Search code examples
javardfjenattlrdf4j

Merge RDF .ttl files into one file database - filtering and keeping only the data/triples needed


I need to merge 1000+ .ttl files into one file database. How can I merge them with filtering the data in the source files and keep only the data needed in the target file?

Thanks


Solution

  • There's a number of options, but the simplest way is probably to have use a Turtle parser to read all the files, and let that parser pass its output to a handler which does the filtering before in turn passing the data to a Turtle writer.

    Something like this would probably work (using RDF4J):

      RDFWriter writer = org.eclipse.rdf4j.rio.Rio.createWriter(RDFFormat.TURTLE, outFile);
    
      writer.startRDF();
      for (File file : // loop over your 100+ input files) {
          Model data = Rio.parse(new FileInputStream(file), "", RDFFormat.TURTLE);
          for (Statement st: data) {
             if (// you want to keep this statement) {
                  writer.handleStatement(st);
             }
          }
      }
      writer.endRDF(); 
    

    Alternatively, just load all the files into an RDF Repository, and use SPARQL queries to get the data out and save to an output file, or if you prefer: use SPARQL updates to remove the data you don't want before exporting the entire repository to a file.
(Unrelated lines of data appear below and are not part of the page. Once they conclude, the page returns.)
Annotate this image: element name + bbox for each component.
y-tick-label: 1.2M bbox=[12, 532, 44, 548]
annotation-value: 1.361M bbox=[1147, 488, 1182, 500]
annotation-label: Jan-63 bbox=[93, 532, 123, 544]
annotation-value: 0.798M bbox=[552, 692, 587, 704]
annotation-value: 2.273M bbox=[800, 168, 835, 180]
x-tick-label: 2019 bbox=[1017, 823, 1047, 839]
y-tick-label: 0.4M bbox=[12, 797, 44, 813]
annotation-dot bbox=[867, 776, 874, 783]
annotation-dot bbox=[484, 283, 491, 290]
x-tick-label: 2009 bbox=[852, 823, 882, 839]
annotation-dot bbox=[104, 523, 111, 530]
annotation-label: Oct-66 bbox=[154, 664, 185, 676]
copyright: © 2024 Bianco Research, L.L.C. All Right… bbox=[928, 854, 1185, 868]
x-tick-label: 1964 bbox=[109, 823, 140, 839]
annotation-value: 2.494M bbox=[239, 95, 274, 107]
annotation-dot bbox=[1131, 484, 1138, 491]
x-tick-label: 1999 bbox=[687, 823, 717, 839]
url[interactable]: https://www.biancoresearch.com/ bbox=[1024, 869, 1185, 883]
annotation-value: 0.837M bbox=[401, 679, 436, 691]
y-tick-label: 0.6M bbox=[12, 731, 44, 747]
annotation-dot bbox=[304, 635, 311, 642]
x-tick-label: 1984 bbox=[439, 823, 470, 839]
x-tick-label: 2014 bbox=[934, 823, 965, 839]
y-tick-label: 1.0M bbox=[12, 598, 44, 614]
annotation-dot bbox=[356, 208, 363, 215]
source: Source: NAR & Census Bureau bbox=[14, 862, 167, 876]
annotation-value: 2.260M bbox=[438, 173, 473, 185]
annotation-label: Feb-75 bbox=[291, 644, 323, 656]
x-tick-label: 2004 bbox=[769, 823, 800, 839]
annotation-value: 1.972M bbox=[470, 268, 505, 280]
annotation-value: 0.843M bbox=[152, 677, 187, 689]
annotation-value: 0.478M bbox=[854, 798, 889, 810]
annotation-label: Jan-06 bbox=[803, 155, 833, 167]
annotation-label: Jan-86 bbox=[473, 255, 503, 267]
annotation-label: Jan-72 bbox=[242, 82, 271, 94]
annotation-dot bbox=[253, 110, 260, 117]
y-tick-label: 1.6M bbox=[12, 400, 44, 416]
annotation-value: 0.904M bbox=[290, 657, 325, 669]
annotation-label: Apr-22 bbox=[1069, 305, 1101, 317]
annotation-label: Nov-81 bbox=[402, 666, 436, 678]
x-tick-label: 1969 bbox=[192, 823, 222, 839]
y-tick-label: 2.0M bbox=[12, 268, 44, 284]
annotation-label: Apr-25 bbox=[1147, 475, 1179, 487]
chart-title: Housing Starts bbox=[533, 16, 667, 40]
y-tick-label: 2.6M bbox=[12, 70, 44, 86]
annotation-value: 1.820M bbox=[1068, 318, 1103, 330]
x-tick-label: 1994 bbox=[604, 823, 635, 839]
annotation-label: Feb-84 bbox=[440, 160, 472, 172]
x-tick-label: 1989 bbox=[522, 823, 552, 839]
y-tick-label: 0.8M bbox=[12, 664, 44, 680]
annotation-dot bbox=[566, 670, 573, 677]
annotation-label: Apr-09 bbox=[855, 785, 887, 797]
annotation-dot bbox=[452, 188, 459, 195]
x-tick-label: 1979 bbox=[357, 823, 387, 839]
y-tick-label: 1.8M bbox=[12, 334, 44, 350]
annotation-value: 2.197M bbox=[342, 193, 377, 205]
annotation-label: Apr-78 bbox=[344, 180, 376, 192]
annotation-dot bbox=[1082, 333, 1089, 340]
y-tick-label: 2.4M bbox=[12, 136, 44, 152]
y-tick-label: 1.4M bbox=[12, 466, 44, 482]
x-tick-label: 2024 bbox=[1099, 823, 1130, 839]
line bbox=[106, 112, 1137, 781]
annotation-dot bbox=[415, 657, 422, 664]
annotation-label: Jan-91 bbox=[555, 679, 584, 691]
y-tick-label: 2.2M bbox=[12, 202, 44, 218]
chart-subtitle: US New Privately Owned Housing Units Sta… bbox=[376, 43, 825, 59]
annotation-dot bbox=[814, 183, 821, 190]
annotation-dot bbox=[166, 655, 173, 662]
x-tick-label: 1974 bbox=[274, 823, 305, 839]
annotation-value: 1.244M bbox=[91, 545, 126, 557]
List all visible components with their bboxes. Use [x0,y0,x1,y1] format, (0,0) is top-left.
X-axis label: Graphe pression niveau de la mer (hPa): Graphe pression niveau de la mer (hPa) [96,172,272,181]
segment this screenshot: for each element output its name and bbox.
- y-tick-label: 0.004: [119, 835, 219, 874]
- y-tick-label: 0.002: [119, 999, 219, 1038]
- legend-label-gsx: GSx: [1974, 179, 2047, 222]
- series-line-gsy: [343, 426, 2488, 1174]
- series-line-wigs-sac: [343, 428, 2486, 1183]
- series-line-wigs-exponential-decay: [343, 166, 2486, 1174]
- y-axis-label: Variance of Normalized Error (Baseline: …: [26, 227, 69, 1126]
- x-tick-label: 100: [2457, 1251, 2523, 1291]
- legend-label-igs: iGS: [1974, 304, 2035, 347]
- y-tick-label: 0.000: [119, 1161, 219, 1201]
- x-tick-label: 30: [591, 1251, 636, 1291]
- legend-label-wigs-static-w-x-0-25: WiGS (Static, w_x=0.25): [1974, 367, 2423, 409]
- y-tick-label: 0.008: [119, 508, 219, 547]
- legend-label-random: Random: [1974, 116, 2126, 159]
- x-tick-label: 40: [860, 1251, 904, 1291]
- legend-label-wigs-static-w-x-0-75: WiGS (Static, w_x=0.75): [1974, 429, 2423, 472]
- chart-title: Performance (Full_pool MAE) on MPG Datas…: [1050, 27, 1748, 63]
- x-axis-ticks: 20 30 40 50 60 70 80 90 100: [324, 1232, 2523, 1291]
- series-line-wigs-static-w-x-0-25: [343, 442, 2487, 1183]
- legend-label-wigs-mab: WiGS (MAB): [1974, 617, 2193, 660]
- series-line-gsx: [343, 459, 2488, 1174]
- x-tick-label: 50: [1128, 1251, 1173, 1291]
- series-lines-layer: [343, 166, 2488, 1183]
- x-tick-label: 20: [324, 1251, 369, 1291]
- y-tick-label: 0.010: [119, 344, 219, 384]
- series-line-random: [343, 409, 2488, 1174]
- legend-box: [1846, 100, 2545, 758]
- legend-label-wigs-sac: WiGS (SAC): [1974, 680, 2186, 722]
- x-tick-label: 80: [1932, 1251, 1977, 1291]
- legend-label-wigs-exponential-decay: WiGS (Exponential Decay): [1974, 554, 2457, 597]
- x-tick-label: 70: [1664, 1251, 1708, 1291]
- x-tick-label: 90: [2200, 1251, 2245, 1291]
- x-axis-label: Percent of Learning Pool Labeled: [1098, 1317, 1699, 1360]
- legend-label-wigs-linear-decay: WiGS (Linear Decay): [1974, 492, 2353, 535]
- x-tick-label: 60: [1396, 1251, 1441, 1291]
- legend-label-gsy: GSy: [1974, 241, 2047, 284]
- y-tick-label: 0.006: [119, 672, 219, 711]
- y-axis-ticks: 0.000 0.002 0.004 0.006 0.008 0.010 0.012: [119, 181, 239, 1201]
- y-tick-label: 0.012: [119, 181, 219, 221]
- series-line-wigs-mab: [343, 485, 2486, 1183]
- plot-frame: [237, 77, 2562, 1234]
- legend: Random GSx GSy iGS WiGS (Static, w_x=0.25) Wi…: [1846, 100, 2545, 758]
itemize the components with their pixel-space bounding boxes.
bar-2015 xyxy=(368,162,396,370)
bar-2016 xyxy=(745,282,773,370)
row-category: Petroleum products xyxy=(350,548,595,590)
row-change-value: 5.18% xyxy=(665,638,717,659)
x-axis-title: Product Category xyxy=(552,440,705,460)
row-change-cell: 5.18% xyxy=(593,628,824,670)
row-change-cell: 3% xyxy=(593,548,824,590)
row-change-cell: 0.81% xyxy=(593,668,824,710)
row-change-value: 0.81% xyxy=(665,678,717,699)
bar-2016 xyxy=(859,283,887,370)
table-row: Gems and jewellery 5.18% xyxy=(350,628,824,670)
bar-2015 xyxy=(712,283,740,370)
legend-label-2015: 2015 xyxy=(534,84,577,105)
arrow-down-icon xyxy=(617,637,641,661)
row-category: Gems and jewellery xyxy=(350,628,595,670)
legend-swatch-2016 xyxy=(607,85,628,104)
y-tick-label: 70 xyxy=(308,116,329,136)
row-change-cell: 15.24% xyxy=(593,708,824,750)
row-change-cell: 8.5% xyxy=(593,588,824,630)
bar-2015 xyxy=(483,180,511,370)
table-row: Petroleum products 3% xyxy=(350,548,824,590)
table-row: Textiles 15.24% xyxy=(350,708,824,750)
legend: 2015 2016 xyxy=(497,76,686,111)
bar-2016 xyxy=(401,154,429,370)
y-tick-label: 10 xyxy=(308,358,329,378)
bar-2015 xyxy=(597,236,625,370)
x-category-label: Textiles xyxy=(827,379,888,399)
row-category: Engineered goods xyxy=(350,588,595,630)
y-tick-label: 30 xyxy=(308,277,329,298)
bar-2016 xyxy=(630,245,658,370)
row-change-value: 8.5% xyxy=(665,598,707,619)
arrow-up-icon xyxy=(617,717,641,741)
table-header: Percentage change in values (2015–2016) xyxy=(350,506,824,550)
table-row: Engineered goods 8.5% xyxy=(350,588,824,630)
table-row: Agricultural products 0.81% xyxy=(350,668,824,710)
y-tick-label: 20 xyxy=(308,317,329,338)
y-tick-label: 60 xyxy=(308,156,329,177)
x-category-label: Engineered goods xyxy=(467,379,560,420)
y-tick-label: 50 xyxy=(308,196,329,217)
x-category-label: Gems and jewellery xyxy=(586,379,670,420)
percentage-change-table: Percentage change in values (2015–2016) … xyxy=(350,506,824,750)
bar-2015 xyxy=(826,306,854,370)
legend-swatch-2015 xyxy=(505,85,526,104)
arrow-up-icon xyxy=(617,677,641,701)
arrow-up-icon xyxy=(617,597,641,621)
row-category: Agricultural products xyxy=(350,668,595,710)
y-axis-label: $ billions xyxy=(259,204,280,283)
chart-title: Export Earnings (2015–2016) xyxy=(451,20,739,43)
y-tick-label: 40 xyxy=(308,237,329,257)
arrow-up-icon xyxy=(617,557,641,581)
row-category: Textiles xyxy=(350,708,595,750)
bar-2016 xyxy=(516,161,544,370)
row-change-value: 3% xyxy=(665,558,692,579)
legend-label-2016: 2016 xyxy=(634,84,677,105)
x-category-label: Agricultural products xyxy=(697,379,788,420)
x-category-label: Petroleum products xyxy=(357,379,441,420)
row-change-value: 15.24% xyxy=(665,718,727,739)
    Something along these lines (again using RDF4J):

     Repository rep = ... // your RDF repository, e.g. an in-memory store or native RDF database
    
     try (RepositoryConnection conn = rep.getConnection()) {
    
        // load all files into the database
        for (File file: // loop over input files) {
            conn.add(file, "", RDFFormat.TURTLE);
        }
    
        // do a sparql update to remove all instances of ex:Foo
        conn.prepareUpdate("DELETE WHERE { ?s a ex:Foo; ?p ?o }").execute();
    
        // export to file
        con.export(Rio.createWriter(RDFFormat.TURTLE, outFile));
     } finally {
        rep.shutDown(); 
     } 
    

    Depending on the amount of data / the size of your files, you may need to extend this basic setup a bit (for example by using transactions instead of just letting the connection auto-commit). But you get the general idea, hopefully.